Display customization

Select statistics: For tables of continuous variables, you can select/deselect which statistical values should be displayed.
Mean
Standard deviation (SD)
Median
Mean absolute deviation (MAD)
25th percentile (P25)
75th percentile (P75)
Skew
Kurtosis

Choose denominator: In the summary table you can choose whether you would like the denominator to be represented as table or event. Choosing table will include any participant who has a value for any variable within that table. If you select event all participants who have any data for that event will be included in the total count. Selections in this tab will also effect the summary chart.

Edit plot: Stacked bar charts (categorical variables) allow you to toggle between percentages and counts as well as to filter out participants who are missing a value for that variable (but are included in the table/event count).

Administrative information

The Administrative information section provides further context about how a given variable was administered, especially for surveys/questionnaires. It includes the headers and instructions that are being displayed to the participants while they’re filling out the survey as well as other details about the variable like the field type (radio, date-time, checkbox, etc), the order of appearance in the form, and the branching logic (also called skip logic) applied to the variable. Some variables may have images if the image was part of the administrative instructions for the participant.

Administrative information for ph_y_pq__abdomen__frntl_001 (ABCD study)

Warning

The branching logic is currently provided based on the variable names and syntax used in the study’s electronic data capture system, REDCap (the name mapping section below describes how to look up the REDCap name of a given variable). Future versions of DEAP and the data dictionary viewer will translate the branching logic into the release variable names.

Ontology location

The Ontology section provides the ontology tree nodes that the variable is nested under. This information can be helpful for understanding where variables exist in the ontology tree or sending instructions to others on how to access specific variables.

The description in the detail view matches the ontology tree structure

Study data features

Data warnings

Data warnings have special indicators in the data dictionary table. These warnings exist as columns in the data dictionary and are viewable in the data dictionary table & the variable details.

There are two kinds of warnings in the ABCD & HBCD datasets; responsible data use & data quality. Warnings may be applied to individual variables or whole tables. Learn more about these warnings in the study documentation:

The presence of a warning is displayed next to the Table name and/or Variable name as an icon.

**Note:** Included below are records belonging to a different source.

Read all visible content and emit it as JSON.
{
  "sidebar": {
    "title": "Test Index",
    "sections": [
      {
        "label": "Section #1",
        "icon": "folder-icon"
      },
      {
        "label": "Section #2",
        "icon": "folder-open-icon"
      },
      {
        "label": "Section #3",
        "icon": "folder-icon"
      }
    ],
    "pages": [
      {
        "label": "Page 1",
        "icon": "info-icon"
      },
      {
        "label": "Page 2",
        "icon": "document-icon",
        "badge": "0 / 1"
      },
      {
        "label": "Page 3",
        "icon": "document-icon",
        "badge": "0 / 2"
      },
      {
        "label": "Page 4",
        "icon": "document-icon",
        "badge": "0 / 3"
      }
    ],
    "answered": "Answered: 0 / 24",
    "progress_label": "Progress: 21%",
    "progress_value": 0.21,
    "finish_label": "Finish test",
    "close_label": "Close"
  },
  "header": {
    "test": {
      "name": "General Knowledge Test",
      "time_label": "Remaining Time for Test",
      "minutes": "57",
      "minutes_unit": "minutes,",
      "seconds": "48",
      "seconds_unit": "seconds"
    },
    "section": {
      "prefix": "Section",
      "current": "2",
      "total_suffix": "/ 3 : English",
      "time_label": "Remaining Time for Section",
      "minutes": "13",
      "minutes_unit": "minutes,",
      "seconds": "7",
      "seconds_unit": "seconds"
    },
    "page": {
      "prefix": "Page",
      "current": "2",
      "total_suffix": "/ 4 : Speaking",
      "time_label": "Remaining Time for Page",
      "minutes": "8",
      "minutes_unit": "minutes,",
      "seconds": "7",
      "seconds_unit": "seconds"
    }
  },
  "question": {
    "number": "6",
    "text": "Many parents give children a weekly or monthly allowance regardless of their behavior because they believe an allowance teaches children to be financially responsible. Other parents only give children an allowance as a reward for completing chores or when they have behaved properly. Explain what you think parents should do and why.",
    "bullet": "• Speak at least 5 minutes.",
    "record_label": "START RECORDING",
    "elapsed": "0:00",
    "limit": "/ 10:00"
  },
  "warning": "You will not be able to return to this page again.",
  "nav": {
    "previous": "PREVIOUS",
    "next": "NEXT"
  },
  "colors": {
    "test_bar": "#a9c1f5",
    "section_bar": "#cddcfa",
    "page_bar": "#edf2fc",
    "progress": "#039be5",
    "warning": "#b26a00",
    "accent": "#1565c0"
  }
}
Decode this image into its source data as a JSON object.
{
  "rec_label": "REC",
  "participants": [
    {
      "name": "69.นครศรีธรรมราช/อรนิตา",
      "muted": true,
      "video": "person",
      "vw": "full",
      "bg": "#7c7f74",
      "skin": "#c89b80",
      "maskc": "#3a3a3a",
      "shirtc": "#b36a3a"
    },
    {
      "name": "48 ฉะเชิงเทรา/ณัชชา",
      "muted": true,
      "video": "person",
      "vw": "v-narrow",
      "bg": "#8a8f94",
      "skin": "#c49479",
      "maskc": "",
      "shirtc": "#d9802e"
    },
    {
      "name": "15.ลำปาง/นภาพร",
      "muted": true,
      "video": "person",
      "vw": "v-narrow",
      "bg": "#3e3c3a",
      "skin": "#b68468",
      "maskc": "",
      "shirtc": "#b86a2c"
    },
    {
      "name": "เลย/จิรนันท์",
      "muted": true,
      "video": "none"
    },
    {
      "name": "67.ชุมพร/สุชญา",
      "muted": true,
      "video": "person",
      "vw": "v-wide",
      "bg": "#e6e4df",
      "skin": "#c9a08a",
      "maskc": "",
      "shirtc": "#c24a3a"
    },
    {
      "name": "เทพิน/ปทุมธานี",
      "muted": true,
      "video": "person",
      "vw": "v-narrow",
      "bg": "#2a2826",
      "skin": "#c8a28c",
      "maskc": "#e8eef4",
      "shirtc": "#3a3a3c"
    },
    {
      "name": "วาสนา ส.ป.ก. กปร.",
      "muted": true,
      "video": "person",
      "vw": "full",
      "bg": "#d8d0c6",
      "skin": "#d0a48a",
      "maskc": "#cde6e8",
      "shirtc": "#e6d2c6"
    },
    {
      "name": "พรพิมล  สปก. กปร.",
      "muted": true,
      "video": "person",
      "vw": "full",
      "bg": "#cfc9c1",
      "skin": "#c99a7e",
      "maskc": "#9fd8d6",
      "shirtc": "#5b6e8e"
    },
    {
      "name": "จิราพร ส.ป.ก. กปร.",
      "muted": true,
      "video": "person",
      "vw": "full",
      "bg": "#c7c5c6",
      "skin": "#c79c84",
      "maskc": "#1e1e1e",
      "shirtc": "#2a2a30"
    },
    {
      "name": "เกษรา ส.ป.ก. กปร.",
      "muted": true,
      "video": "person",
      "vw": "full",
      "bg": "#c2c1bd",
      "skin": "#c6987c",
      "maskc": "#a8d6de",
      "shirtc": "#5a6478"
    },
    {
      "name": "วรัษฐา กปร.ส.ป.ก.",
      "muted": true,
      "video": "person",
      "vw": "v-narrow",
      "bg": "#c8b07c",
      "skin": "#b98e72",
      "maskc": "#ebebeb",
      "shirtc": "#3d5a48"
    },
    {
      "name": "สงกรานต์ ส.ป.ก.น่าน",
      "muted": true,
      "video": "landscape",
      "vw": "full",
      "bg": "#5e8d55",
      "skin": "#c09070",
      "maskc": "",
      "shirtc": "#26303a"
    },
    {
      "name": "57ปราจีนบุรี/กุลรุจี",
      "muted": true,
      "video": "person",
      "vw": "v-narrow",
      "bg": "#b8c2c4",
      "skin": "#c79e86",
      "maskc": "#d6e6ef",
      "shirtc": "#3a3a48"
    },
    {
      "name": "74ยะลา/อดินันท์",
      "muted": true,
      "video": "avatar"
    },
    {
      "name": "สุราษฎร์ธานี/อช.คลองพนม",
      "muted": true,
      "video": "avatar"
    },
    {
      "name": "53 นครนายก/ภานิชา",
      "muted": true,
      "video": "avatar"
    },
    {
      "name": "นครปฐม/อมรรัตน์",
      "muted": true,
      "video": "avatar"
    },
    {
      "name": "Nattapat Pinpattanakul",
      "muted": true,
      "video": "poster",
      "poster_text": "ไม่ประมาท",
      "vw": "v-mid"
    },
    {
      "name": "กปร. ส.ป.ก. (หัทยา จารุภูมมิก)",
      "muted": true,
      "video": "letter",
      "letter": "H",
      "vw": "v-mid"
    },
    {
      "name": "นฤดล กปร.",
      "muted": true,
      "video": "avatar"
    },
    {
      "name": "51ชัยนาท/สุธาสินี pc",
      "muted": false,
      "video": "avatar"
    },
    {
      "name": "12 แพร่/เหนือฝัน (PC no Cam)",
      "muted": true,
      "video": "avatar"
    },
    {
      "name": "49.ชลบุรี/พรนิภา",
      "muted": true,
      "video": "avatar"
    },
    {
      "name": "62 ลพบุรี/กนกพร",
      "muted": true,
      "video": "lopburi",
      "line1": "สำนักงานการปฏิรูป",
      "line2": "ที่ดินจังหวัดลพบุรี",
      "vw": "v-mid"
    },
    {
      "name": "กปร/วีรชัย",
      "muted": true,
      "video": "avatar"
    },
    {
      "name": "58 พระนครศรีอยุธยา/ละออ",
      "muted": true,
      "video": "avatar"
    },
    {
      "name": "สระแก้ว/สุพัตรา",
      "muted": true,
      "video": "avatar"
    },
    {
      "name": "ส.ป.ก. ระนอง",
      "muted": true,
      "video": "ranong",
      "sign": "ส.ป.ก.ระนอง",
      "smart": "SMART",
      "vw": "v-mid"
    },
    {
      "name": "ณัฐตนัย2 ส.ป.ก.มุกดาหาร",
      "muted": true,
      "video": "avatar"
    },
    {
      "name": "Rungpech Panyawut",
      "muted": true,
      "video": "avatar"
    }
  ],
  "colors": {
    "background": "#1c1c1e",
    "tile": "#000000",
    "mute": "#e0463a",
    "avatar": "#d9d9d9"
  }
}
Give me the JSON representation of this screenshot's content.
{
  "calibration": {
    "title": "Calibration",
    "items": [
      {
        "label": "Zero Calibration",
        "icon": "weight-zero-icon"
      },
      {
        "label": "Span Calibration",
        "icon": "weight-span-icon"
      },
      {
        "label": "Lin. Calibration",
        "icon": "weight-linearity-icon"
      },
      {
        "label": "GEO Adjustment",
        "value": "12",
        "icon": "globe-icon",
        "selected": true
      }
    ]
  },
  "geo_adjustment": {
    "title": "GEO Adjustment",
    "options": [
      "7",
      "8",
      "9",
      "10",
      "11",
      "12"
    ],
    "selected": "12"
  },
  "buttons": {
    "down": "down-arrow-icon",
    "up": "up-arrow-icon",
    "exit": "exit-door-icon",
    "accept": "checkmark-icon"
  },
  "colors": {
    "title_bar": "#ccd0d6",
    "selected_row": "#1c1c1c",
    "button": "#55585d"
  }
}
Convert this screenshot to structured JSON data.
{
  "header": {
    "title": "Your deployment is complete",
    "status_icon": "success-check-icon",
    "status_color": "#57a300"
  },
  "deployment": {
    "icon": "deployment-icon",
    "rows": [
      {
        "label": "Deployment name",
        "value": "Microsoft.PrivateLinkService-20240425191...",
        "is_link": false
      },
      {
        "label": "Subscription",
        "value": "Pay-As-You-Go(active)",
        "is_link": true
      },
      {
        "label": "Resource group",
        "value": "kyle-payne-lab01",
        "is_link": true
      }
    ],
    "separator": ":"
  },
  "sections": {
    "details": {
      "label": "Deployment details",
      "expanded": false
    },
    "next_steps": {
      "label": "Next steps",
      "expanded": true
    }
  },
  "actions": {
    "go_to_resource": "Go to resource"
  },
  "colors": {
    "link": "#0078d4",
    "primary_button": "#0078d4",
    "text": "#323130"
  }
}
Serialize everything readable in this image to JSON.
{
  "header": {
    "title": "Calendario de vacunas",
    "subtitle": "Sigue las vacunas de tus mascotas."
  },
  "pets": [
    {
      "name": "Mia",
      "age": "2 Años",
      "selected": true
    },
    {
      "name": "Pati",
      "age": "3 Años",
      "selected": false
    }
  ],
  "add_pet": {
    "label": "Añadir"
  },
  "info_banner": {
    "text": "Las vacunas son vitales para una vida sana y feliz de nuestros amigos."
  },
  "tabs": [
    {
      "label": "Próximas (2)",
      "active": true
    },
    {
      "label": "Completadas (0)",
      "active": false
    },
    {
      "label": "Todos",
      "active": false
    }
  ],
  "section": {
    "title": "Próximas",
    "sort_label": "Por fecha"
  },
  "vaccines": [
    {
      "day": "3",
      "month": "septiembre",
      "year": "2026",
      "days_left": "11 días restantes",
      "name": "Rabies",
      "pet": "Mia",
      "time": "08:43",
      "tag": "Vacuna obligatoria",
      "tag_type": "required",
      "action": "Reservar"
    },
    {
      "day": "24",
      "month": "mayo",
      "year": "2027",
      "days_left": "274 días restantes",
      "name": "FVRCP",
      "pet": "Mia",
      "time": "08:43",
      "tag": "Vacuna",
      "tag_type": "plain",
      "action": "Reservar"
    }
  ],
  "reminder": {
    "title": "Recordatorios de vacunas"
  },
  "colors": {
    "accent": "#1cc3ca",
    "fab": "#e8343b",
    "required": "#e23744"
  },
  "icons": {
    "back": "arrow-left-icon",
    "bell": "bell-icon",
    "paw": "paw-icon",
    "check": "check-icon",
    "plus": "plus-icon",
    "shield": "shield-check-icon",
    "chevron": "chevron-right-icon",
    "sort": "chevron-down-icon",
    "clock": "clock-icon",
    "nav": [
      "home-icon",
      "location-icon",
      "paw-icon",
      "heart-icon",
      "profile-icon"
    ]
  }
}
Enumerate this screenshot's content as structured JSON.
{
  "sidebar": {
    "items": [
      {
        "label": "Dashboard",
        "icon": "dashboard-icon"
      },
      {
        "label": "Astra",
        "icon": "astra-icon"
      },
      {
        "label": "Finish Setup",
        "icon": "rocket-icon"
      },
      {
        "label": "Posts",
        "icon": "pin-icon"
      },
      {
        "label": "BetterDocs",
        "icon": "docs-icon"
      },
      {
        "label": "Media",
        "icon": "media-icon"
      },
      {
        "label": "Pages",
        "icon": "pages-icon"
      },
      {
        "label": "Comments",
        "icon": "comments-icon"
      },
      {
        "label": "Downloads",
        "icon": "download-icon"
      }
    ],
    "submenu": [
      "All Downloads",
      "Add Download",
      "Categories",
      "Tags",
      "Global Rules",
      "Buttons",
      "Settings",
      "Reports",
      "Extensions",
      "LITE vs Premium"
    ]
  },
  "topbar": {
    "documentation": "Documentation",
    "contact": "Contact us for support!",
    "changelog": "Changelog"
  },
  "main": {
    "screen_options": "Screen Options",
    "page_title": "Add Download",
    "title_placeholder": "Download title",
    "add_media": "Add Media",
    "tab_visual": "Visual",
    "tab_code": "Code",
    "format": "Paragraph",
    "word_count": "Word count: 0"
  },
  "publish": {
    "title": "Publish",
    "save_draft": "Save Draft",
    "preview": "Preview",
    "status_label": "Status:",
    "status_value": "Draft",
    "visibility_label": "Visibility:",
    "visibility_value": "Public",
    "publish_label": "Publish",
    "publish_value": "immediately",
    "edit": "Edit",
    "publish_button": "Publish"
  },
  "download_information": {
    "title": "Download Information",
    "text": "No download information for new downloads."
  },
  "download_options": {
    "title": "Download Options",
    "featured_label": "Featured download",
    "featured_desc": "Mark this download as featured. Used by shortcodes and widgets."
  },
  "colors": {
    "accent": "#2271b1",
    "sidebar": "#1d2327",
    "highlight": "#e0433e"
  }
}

Responsible data use warning

Data quality warning

Hover over the alert icon and there will be a link on the word details that will take you to the variable details tab; from there you can navigate to the warnings information on each studies respective websites.

Example warnings in the data dictionary table

Name mapping

Important

HBCD does not have name mapping. ABCD has name mapping to REDCap variable names & past release conventions.

The Name mapping section provides information about the name(s) a given variable has or what table(s) it is part of in other contexts, e.g., in past releases. The possible options are:

Table name (NDA): The table the variable was part of before the 5.0 release
Table name (NDA): The table the variable was part of in the 5.0/5.1 release
Table name (REDCap): The table/form the variable is part of in the electronic data capture system used for the study, REDCap
Variable name (NDA): The name of the variable that in previous releases
Variable name (DEAP 1.0): The name of thevariable in the classic version of DEAP
Variable name (REDCap): The name of the variable in the electronic data capture system used for the study, REDCap

Only the elements that are relevant for a given variable are displayed (e.g., if the variable is released for the first time in the 6.0 release, the names for previous releases will be missing, etc.). This information is provided to allow users to relate the tabulated data from the new curation implemented for the 6.0 release to previous versions.

Tip

As a reminder the branching logic in administrative information uses the REDCap names, visible in this section.